I don't think anyone spoke of throwing dirt on the flag as a matter of disrespect.  It is a simple statement that the military honors need to go first because it is disrespectful to throw dirt on the flag, therefore it needs to be removed before that part of the committal prayers.  The casting of earth on the coffin is the last vestige of the actual burial taking place as part of the rite at the grave if the coffin is not going to be lowered during the service.  In the LBW and its Manual, it was strongly urged that the coffin should in fact be lowered into the grave during the rite itself.  This is how we did things for my father's funeral.  That necessitates the removal of the flag first.  Respect for both traditions is thus maintained.  The military honors go first, because the traditional elements of Christian burial cannot take place while it still lies over the coffin.

#14
Your Turn / Re: The US Flag
July 16, 2014, 11:52:29 PM
Quote from: John Mundinger on July 13, 2014, 09:55:12 AM
I do not understand how it is possible to display the U.S. flag in the sanctuary of a Christian church and also comply with flag etiquette.  When displayed, the flag is supposed to be accorded the place of honor.  In the sanctuary, the cross belongs in the place of honor.

I don't see the conflict, as the flag etiquette defines for itself what the place of honor is:  on its own right in advance of the assembly.  We don't have such a definition for the place of honor.  In most of our churches the cross is not off to the right, but somewhere in the center, what we consider the place of honor.
#15
Your Turn / Re: The US Flag
July 09, 2014, 12:56:58 PM
Quote from: peter_speckhard on July 09, 2014, 10:58:03 AM
I removed the flag from the chancel of my last congregation but do not necessarily consider it wrong to have the flag.

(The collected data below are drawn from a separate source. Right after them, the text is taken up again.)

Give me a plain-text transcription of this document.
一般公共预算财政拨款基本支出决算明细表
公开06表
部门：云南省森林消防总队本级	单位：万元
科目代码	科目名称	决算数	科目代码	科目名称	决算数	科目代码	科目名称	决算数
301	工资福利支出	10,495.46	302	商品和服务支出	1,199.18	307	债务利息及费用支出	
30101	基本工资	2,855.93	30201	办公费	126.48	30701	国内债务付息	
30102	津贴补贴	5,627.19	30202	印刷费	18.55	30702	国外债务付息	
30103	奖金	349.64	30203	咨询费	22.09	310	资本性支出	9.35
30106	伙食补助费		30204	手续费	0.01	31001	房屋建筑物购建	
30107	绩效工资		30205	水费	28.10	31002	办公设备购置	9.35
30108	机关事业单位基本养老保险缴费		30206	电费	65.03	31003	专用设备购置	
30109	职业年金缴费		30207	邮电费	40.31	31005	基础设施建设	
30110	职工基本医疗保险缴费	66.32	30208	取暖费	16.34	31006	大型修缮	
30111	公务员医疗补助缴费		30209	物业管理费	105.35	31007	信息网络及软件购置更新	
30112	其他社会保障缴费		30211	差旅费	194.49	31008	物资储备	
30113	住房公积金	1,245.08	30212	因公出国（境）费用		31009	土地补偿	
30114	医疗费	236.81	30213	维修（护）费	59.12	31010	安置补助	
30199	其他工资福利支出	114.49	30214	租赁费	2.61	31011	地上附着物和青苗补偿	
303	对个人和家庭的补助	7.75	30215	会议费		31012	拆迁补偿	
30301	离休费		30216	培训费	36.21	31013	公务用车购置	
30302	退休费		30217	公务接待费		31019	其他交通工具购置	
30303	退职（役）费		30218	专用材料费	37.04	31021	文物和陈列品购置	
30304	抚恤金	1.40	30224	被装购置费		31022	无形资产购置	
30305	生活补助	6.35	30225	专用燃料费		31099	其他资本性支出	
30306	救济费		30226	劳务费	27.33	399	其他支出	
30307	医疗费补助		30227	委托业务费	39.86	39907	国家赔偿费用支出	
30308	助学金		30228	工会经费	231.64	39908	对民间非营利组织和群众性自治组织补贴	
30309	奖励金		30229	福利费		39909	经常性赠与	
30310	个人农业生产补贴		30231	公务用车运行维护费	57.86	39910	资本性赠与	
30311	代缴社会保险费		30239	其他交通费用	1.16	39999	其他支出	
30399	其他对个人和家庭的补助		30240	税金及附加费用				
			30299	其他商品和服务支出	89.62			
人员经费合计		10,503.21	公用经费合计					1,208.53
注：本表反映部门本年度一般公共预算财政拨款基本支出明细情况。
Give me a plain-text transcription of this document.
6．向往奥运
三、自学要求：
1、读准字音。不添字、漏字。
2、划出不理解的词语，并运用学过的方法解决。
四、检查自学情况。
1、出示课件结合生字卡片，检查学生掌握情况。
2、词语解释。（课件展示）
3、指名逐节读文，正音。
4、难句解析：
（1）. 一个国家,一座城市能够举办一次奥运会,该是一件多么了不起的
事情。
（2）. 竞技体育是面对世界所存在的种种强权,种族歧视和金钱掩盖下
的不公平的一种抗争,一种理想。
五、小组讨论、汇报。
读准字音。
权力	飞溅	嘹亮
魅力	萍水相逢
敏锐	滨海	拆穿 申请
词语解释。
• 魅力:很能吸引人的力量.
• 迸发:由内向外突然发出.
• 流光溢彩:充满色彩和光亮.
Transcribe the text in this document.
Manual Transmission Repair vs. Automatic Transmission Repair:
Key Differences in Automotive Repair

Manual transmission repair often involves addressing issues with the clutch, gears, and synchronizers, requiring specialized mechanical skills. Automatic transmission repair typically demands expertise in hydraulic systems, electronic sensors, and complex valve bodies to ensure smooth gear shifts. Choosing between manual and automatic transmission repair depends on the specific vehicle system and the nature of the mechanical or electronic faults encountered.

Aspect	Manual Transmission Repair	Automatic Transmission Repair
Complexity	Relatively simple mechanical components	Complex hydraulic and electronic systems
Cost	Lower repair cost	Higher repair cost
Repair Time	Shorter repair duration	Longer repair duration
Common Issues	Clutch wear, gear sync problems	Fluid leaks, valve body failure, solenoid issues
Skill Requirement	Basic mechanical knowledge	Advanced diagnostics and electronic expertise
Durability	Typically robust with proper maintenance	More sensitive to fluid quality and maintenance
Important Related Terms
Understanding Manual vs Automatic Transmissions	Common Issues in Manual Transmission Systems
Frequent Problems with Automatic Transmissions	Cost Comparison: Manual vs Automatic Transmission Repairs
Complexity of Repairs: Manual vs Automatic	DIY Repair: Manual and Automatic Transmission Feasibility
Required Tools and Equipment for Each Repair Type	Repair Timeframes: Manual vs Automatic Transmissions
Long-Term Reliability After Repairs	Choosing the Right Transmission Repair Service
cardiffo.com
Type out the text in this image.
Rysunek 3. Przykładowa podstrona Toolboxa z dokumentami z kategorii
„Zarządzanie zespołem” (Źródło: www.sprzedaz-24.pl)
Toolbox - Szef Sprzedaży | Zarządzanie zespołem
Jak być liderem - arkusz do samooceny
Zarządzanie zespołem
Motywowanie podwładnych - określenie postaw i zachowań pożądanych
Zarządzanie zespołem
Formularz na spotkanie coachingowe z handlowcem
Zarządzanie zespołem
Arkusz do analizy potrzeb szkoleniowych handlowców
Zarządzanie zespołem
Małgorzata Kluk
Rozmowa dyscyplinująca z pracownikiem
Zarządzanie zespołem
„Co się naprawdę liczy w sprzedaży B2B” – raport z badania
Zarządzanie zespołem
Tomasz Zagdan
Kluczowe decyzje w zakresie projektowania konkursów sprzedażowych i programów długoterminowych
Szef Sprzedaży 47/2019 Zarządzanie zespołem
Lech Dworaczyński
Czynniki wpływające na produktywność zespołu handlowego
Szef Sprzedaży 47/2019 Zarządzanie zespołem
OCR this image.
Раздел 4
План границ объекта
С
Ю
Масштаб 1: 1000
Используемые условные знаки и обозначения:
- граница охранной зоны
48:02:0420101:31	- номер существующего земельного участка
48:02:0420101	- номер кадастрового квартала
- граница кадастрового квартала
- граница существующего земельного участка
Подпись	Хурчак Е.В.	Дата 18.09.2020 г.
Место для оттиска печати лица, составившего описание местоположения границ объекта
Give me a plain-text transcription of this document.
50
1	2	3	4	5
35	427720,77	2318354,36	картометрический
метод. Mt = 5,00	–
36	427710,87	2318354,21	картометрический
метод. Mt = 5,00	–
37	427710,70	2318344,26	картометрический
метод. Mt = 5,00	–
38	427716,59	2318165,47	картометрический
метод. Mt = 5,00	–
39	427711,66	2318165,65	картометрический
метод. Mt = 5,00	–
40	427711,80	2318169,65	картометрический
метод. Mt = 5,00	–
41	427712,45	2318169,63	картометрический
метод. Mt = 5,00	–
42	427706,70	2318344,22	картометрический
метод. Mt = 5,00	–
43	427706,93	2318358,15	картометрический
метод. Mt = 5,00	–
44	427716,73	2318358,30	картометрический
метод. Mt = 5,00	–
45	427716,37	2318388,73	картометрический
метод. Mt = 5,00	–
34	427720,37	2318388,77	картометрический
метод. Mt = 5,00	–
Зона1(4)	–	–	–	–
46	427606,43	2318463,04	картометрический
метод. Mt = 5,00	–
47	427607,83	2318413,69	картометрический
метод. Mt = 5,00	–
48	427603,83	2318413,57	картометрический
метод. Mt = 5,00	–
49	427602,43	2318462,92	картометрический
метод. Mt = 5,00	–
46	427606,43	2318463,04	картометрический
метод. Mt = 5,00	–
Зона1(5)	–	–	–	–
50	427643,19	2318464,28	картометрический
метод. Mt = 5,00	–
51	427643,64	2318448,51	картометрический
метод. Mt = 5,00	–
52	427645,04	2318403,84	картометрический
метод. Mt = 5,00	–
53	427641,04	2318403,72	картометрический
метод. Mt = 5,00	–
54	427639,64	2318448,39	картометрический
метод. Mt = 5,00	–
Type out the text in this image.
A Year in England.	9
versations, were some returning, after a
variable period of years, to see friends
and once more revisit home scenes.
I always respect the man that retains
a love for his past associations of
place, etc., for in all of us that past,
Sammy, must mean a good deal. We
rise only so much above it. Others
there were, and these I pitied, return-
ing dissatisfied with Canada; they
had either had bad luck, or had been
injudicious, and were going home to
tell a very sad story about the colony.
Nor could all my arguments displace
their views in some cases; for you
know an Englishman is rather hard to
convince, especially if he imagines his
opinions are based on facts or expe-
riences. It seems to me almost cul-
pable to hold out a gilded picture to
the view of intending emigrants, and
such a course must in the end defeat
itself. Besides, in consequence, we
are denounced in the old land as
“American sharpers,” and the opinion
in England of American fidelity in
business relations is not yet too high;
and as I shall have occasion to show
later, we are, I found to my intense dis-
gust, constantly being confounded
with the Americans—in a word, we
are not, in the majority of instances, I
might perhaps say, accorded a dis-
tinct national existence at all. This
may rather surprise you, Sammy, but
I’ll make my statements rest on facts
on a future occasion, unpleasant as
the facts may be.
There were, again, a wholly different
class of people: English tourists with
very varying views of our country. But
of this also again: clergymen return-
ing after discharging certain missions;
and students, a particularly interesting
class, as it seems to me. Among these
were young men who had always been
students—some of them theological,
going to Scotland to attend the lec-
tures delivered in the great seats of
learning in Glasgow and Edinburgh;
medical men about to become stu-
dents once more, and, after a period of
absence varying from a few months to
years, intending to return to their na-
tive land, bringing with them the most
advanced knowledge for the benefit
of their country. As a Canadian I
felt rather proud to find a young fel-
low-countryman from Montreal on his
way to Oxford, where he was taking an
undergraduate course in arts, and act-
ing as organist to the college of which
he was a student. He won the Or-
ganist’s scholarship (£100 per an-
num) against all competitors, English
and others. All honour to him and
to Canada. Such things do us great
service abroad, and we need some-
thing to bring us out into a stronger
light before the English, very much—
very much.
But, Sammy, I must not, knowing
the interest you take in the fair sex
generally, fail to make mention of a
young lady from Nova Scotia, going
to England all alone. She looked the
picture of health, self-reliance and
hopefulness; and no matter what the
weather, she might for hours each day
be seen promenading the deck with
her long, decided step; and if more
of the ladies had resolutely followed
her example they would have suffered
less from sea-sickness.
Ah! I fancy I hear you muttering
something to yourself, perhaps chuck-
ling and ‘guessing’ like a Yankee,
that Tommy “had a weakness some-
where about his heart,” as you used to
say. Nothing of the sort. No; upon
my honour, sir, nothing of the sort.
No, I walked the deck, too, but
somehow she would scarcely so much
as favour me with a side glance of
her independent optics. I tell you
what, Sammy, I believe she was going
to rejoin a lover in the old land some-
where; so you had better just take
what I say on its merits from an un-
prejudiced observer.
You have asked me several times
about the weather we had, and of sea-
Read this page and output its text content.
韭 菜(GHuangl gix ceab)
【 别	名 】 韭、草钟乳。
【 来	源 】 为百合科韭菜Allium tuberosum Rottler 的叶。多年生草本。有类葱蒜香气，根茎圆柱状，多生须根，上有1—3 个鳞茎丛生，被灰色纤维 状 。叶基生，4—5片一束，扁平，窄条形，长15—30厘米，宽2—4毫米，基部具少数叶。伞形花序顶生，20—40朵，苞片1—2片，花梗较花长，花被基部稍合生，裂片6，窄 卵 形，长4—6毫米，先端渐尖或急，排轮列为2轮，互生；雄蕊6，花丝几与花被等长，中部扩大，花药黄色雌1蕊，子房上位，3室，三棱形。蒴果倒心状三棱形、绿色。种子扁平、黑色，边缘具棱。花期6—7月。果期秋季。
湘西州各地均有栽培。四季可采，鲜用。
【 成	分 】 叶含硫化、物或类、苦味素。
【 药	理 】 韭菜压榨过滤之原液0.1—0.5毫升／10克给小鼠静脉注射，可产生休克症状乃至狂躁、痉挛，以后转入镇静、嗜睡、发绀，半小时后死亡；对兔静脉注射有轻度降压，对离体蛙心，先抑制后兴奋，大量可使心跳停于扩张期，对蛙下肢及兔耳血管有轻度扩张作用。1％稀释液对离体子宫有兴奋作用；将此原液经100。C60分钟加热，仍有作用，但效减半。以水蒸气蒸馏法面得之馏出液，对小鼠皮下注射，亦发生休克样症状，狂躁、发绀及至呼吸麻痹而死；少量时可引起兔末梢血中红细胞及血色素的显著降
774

We might have the flag as a symbol that we are located by God in time and place and that we, like the Jews in Babylon, pray for the peace and prosperity of our context.

What if someone objected that praying for the president or governor by name in church bespeaks a sectarian note against the catholicity of the church? After all, if we're going to pray for our governor, shouldn't we pray for all 50 governors by name? If we're going to pray for President Obama by name, shouldn't we pray for every world leader by name? Otherwise, do we sound as though we only care about or guy? I don't think so. I don't think the flag in the chancel is necessarily bad for the simple reason that if I went to church in Canada and there was a Canadian flag in the chancel I would not be offended or feel somehow excluded.

But on balance I think the flag detracts from rather than adds to the decor in the chancel, which is why I removed it. But it is really a matter of emphasis and flavor rather than doctrine.

I think praying for public officials by name is not a problem, it is praying for those God has set in authority over us.  My congregation is in New York, Gov. Cuomo is in authority over us; Gov. Christie is not.   Rep. Boehner might be regarded as one in authority as a leader in one of the branches of government, while Senator Sessions is not in the same way.  Though we might well pray for the congress or state legislature as wholes. 

Praying for the nation is similarly not a problem.  There are times when we might pray specifically for other world leaders or nations as circumstances demand.  If the logic that suggests prayer for particular individuals should be avoided lest " we sound as though we only care about our guy" then we wouldn't be able to pray for anyone by name for any thing, so that we not look indifferent to those not mentioned.

You raise a question that I'm curious about.  In what other countries is the national flag given a place of honor in the sanctuary?  Is there a state-church connection in such places?  Could those who have served outside of the US comment?